Dari kalkulasi dasar, terlalu banyak biaya yang dipikul petani. Dia harus membeli bibit, pupuk, dan juga berutang dalam bentuk kredit. Dana itu habis untuk seluruh komponen proses produksi, mulai dari penyiapan lahan hingga proses akhir hingga penjualan hasil. Semua simpulnya tidak ada yang gratis. Memerlukan dana. Jika dihitung-hitung, petani dengan produksi berlimpah mungkin masih bisa sedikit bernapas lega. Tetapi yang produksinya tidak memadai, malah tertimbun hutang. Ini lagu yang sudah kerap dalam lara petani jagung.

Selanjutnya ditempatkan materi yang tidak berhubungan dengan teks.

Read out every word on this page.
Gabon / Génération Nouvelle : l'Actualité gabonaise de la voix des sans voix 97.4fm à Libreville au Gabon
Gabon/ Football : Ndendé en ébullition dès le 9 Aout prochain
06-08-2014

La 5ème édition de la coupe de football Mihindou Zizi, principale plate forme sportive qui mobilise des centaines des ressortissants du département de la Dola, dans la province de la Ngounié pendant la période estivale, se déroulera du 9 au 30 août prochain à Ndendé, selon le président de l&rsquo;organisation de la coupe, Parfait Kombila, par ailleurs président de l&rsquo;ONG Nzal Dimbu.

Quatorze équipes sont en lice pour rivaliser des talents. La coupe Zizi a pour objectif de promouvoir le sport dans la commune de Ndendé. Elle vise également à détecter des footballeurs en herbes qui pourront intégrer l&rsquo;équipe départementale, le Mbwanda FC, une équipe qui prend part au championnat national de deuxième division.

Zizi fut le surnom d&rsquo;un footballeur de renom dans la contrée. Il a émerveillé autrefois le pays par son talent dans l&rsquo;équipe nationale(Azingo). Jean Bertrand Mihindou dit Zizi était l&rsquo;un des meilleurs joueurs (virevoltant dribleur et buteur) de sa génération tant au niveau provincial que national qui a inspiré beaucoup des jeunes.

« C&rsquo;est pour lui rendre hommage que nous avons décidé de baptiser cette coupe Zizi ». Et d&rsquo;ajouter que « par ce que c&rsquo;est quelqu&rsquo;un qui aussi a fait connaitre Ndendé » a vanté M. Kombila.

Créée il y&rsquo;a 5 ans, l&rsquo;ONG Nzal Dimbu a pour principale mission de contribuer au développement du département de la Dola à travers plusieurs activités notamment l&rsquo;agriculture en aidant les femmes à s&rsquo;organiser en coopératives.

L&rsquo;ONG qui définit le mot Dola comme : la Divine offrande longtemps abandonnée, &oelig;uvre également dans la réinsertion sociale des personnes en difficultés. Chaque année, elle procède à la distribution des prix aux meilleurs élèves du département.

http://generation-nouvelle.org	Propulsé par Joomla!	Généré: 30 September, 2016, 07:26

Namun demikian, adanya hutan percontohan di Mada Nangga dan Mada Singgi diharapkan lagu lara itu tidak terdengar lagi. Untuk proyek penanaman kembali hutan gundul dengan tanaman produktif, belum terlambat dilakukan lagi. Namun harus ada keseriusan dan fokus. Menanam kembali hutan dengan pohon produktif rasanya jauh lebih menguntungkan, meskipun untuk menikmatinya memerlukan waktu. Jika penanaman kembali hutan ini sedang maksimal, jelas akan mendatangkan kesejahteraan bagi masyarakat. Kecamatan Parado Kabupaten Bima Provinsi NTB bisa menjadi contoh yang layak ditiru. Datanglah menengok penanaman hutan di sana. (*).